Neste trabalho objetivamos analisar o processo de criação do Parque Nacional do Descobrimento, buscando especificamente identificar se conceitos chave da biologia da conservação foram levados em conta no processo decisório de sua criação. O estudo pretende contribuir com a discussão sobre a efetividade das áreas protegidas na conservação da biodiversidade bem como pretende ampliar os debates acerca dos processos de criação destas áreas.

Material e Métodos

Área de estudo

A pesquisa foi direcionada para a área do Parque Nacional do Descobrimento - PND e sua zona de Amortecimento, localizada no município de Prado/BA (Figura 1).

Definiu-se como universo da análise as variáveis: geologia, tamanho, forma, qualidade do fragmento florestal, inserção na paisagem, representatividade de ecossistemas, plano de manejo e zona de amortecimento.
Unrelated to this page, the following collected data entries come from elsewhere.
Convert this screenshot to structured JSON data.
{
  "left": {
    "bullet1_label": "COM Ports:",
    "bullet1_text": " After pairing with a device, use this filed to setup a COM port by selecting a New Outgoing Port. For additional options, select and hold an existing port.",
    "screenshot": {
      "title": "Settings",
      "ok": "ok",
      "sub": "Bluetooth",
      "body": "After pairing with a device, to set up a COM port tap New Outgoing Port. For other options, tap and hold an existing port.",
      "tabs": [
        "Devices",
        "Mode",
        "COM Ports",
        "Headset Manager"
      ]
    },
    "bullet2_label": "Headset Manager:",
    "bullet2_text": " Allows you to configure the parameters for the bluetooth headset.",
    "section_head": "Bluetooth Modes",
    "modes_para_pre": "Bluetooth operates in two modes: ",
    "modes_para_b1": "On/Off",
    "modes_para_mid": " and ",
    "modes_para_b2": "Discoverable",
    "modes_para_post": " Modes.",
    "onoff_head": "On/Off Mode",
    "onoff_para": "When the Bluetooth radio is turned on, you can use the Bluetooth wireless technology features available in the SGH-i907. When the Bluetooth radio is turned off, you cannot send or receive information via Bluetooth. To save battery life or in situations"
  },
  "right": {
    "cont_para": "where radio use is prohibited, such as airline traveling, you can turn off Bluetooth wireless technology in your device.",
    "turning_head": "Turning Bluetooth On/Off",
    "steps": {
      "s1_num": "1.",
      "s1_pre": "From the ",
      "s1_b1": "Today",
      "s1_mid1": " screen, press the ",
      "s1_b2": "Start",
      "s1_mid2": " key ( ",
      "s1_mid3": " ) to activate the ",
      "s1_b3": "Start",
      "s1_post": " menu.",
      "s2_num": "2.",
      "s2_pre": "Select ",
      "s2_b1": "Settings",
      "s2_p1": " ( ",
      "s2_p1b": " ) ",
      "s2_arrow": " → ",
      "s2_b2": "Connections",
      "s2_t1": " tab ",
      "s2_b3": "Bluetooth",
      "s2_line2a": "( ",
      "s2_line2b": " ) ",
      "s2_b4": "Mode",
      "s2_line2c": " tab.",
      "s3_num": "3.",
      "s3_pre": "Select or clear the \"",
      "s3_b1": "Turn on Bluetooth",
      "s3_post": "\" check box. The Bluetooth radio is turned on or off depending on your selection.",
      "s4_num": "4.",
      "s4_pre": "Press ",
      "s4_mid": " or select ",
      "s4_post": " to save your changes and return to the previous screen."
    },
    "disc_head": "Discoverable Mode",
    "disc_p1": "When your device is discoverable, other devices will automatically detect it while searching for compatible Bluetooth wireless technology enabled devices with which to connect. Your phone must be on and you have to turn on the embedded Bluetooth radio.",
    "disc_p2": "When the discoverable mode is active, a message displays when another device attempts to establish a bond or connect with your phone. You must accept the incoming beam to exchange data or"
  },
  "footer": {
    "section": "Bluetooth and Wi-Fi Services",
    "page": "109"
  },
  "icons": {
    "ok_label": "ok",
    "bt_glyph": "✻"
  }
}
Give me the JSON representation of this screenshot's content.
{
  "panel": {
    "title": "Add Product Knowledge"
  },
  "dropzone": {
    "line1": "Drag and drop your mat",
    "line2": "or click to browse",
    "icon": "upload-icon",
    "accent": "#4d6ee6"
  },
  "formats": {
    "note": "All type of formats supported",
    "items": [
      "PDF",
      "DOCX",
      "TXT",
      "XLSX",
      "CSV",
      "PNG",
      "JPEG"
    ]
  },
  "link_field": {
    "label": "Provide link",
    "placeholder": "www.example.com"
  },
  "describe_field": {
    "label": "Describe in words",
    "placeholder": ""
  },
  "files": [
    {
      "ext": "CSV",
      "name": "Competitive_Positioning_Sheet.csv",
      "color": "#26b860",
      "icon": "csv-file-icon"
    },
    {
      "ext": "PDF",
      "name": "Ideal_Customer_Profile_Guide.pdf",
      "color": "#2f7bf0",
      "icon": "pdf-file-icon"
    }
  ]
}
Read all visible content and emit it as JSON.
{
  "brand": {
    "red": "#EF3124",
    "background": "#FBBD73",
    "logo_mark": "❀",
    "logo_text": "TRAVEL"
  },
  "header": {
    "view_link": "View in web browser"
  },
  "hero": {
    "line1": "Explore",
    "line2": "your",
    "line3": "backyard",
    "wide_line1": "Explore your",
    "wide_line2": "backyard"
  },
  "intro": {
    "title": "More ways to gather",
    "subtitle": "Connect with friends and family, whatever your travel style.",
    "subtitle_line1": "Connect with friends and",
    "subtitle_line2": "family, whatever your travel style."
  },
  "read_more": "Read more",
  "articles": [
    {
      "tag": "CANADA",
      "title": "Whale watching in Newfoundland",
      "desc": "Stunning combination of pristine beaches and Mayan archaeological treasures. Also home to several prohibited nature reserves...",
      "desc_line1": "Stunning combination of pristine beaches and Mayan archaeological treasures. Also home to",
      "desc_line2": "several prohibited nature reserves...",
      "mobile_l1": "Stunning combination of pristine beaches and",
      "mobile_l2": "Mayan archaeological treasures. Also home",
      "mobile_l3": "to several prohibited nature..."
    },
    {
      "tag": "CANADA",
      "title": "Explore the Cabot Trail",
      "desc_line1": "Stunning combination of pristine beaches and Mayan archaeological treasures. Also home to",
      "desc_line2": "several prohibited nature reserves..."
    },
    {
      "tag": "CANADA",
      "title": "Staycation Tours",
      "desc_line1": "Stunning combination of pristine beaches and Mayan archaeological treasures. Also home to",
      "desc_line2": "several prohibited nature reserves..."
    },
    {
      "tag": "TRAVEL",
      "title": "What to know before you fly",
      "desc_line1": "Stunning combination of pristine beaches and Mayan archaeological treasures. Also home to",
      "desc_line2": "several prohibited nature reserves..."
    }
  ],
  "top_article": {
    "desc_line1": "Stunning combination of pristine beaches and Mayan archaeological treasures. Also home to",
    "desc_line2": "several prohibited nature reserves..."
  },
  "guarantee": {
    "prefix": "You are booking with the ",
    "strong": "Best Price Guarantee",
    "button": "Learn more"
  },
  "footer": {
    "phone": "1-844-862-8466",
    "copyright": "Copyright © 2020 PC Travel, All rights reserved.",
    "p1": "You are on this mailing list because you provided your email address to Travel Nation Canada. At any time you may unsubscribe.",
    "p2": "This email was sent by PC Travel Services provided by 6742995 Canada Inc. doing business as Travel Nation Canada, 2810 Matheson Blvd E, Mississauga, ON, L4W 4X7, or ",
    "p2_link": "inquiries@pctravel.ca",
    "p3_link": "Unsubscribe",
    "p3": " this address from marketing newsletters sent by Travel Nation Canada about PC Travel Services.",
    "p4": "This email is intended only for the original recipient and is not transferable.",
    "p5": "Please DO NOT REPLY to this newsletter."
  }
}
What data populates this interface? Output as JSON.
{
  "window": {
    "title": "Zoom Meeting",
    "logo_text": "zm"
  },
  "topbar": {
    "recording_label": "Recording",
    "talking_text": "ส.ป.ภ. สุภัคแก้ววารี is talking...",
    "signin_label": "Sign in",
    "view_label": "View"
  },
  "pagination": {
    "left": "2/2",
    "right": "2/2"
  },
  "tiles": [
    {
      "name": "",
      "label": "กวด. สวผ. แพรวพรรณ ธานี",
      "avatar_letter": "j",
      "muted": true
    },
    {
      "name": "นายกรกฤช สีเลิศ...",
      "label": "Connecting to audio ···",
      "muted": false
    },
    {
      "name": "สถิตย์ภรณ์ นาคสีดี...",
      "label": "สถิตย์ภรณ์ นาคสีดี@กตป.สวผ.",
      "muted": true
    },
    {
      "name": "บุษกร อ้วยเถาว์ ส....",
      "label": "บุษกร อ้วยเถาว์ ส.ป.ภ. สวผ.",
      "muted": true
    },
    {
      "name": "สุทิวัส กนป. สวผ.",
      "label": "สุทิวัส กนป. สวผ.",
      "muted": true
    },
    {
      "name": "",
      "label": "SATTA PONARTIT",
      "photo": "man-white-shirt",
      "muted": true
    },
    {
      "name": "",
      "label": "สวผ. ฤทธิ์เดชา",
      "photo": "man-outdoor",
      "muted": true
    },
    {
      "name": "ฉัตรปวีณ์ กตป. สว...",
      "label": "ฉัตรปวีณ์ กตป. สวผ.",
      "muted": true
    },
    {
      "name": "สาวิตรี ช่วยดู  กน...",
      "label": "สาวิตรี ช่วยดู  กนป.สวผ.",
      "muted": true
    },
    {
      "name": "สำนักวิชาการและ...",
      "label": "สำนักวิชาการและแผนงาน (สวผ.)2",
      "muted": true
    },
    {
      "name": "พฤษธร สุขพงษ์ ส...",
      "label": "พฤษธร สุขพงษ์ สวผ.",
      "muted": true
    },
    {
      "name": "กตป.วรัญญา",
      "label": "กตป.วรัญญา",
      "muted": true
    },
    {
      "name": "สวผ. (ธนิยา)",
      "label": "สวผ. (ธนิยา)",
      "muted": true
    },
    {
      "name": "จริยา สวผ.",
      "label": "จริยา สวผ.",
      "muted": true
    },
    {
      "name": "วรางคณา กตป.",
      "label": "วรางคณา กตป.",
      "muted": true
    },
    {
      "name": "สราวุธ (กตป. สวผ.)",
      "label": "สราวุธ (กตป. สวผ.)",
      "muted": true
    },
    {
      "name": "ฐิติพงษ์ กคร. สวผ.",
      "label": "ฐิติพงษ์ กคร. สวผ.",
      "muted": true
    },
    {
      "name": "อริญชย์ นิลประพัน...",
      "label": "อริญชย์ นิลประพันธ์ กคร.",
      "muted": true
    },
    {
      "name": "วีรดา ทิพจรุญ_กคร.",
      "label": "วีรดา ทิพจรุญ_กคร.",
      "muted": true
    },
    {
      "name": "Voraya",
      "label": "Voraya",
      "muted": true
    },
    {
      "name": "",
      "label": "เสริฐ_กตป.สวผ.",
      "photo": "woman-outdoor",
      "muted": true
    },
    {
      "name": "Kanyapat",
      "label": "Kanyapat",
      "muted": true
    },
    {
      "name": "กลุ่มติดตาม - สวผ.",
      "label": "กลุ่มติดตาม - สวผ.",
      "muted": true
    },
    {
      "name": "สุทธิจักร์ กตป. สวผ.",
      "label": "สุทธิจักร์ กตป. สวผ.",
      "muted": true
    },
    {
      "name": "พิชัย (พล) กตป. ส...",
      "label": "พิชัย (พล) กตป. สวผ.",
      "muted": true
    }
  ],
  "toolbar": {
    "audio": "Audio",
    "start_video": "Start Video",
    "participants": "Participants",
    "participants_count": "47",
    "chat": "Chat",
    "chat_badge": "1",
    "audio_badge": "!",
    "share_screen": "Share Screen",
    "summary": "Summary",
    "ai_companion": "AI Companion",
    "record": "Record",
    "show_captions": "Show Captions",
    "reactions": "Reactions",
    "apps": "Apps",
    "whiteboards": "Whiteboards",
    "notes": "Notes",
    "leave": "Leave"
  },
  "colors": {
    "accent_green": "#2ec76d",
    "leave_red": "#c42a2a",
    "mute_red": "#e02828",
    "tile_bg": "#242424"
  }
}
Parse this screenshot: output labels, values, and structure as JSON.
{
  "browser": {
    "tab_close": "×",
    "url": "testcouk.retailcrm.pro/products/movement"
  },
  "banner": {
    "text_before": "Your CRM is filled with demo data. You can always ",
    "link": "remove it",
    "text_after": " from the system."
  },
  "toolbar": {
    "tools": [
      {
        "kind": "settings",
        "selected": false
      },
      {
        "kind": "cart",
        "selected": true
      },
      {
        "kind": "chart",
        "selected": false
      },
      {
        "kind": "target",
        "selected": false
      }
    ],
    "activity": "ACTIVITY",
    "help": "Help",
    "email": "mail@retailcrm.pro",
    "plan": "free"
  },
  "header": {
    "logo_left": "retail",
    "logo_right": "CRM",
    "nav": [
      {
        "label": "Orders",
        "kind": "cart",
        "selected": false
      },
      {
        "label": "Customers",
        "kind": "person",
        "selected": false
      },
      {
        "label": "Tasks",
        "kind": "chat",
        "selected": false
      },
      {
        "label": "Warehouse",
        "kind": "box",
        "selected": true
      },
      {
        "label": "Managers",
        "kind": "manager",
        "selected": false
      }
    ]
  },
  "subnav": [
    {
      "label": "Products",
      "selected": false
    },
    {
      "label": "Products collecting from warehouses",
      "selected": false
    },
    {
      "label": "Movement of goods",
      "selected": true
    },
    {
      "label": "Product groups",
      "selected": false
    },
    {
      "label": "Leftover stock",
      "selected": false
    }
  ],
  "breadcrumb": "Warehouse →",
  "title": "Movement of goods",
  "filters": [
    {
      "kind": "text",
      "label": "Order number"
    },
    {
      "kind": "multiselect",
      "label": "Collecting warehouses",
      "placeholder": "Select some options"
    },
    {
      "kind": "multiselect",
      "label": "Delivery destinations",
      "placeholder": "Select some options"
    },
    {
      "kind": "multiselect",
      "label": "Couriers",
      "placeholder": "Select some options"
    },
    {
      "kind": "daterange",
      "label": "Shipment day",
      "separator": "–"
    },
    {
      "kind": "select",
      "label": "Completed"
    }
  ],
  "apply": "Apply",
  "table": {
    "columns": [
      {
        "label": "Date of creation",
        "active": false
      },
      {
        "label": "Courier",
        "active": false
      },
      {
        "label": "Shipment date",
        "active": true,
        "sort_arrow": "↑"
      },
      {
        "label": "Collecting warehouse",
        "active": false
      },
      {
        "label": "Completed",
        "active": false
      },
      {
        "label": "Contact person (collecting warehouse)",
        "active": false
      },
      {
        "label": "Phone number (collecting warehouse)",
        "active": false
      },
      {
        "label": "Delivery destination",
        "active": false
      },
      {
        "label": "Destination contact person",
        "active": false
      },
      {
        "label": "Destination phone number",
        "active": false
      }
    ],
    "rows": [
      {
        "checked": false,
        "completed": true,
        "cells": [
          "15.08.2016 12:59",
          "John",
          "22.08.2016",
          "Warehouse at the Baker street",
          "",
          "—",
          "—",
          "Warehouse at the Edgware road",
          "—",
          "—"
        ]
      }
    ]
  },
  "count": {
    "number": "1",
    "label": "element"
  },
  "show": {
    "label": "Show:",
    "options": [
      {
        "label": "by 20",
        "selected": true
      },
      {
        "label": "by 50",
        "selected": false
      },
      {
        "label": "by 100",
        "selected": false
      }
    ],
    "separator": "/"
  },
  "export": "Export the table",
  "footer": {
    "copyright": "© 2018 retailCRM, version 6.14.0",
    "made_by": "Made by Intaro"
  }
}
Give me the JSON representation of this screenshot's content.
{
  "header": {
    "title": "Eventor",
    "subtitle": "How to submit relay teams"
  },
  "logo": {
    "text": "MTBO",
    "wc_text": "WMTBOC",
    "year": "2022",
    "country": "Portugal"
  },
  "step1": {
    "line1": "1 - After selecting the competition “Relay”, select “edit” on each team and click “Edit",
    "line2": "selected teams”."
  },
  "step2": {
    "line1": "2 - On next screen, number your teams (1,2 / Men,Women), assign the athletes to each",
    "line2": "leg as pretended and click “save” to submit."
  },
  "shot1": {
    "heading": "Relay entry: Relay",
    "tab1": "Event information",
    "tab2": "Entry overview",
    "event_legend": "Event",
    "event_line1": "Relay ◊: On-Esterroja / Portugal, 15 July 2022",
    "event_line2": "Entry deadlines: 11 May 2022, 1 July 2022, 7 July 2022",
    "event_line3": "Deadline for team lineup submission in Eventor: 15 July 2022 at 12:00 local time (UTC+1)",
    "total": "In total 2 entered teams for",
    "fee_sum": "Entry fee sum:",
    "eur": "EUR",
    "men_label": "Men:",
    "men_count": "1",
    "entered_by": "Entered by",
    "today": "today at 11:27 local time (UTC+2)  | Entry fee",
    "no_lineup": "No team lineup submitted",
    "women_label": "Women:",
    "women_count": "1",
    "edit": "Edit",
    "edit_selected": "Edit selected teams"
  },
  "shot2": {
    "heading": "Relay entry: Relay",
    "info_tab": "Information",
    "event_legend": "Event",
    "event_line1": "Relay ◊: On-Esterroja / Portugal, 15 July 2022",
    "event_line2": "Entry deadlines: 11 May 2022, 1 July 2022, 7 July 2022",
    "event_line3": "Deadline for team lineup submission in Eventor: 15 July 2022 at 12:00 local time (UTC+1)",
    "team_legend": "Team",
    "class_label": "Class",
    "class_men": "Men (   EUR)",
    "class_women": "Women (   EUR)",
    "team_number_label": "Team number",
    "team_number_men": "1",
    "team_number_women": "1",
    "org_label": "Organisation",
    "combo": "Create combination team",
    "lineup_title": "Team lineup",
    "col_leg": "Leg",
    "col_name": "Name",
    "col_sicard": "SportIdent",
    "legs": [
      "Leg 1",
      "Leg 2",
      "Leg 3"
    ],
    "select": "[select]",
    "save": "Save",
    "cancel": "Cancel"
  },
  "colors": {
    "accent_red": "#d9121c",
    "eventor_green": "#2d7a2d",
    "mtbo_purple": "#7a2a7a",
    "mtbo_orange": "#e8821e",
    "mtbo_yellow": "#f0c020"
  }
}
Para avaliar estas variáveis utilizou-se o software ArcGis 10.3 para cálculo de distâncias, áreas e perímetros bem como para identificação das UCs e outros fragmentos florestais, hidrografia, estradas e demais elementos da paisagem. Para tanto foram utilizados arquivos shapefile dos atributos acima destacados, sendo a fonte dos mesmos arquivos pessoais dos autores bem como no site do órgão gestor da UC.

Figura 1
localização do Parque Nacional do Descobrimento. Fonte: elaborada pelos autores.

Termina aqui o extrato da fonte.